Figure 3. Constitutive expression of TLR2, TLR4 and TLR9 is not altered by chronic HIV infection

Flow cytometric histograms representative of 3 separate experiments in which U937 and U1 cells were stained for surface expression of (A) TLR2 and (B) TLR4, and intracellular expression of (C) TLR9.

Figure 4. HIV infected cells down-regulate TLR2 and TLR4 in response to specific agonists

Flow cytometric histograms representative of 3 separate experiments in which U937 and U1 cells were either left untreated or stimulated with 500 ng Pam₃CSK₄ or 5 μg/ml ultra-purified LPS and analyzed for (A) TLR2 and (B) TLR4 expression 8 hours later.

Figure 5. TLR agonists activate NF-κB in infected cells

(A) 1 × 10⁶ U937 and U1 cells were transfected with an NF-κB-SEAP reporter and exposed to 500 ng Pam₃CSK₄, 5 μg/ml ultra-purified LPS, 5 μg/ml WT LPS or 1 μM CpG DNA. Cell culture supernatant was collected 48 h post-treatment and assayed for SEAP activity. Data represent the mean and SD of 3 separate experiments. (*) p < 0.05, treatment of U937 cells with the specified TLR ligand resulted in a significantly higher induction of activated NF-κB when compared with U1 cells. (B–D) 1 × 10⁶ U937 and U1 cells were treated as described above. Cell culture supernatant was collected 24 h post-treatment and assayed for (B) IL-1β, (C) TNFα and (D) IL-6 using Luminex fluorescent bead technology. (*) p < 0.05, treatment with the specified agonists resulted in a significant difference in cytokine secretion between U937 and U1 cells.
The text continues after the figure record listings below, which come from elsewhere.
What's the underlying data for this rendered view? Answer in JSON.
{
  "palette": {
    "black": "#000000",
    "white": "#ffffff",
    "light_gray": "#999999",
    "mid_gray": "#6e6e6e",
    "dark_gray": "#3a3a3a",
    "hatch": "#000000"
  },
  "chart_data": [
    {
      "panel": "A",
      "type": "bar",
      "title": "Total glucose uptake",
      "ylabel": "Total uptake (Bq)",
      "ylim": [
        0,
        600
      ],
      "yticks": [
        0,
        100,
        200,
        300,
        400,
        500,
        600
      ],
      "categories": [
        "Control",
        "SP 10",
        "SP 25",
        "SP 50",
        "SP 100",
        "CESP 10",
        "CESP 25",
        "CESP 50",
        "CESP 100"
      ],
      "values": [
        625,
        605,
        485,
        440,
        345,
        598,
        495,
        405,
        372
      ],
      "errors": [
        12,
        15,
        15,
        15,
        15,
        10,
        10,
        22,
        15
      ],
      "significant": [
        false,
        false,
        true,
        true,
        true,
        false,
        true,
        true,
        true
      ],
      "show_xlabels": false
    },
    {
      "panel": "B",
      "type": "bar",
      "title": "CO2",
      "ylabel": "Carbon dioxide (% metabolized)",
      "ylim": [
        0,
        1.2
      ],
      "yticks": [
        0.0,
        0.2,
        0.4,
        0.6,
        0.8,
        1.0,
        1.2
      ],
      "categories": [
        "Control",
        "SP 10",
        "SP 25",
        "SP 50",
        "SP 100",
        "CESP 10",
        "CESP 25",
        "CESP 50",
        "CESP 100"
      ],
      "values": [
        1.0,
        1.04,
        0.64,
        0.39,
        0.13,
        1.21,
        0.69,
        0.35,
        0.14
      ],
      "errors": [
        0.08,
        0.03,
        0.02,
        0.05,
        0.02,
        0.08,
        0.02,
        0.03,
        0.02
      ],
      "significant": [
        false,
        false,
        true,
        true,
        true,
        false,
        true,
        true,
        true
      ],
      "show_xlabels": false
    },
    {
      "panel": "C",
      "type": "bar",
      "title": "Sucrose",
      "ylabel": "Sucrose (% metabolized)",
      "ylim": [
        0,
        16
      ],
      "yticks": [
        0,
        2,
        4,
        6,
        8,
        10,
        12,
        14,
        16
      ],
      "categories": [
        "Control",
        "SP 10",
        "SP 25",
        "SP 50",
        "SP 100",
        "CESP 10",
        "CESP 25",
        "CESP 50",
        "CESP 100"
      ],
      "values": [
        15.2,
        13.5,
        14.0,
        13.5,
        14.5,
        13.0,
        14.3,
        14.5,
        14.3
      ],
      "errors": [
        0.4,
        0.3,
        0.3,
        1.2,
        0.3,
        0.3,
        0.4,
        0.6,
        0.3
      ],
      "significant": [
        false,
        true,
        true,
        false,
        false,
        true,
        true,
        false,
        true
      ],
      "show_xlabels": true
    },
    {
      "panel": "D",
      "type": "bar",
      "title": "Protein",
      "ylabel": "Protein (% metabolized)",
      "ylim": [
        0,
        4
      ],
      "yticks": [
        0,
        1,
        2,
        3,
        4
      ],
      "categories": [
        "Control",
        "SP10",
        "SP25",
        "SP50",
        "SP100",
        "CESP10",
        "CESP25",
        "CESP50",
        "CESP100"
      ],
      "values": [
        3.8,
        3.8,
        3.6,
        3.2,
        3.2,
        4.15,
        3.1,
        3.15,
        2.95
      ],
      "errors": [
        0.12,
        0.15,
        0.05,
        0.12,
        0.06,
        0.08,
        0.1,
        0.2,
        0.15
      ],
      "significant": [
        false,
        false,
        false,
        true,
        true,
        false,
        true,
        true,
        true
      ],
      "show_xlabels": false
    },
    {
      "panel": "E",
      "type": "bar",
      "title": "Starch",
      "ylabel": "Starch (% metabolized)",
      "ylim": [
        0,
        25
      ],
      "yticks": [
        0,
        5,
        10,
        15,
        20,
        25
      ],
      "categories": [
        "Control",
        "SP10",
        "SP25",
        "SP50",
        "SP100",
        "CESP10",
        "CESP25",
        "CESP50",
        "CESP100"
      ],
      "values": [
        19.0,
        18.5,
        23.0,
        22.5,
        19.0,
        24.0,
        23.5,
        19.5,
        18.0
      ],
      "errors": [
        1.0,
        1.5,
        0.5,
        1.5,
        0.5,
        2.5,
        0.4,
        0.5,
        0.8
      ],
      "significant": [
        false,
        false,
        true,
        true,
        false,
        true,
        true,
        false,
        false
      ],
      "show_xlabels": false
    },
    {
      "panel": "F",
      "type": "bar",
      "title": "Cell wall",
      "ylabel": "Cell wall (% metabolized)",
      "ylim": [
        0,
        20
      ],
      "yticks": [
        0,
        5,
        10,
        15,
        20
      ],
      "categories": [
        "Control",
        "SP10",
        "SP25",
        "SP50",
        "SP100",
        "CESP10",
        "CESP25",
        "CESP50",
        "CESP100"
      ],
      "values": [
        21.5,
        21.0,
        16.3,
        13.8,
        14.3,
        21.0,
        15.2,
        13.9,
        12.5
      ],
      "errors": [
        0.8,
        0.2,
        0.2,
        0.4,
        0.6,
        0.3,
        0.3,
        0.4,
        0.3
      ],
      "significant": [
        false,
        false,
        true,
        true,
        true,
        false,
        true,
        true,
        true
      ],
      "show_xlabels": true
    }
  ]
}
Figure 6. TLR4 engagement does not activate the HIV-LTR

1 × 10⁶ TLR2, TLR4/MD2 or TLR9 293T cells were transfected with an attenuated NL4-luciferase reporter and stimulated for 12 h as described in Figure 1. Data represent the fold-increase in NL4 activity relative to un-stimulated cells and represent the mean and SEM of 3 separate experiments. (*) p < 0.05, treatment of cell lines with the specified agonists resulted in a significant increase in NL4-lucifierase activity compared with the respective un-stimulated cells.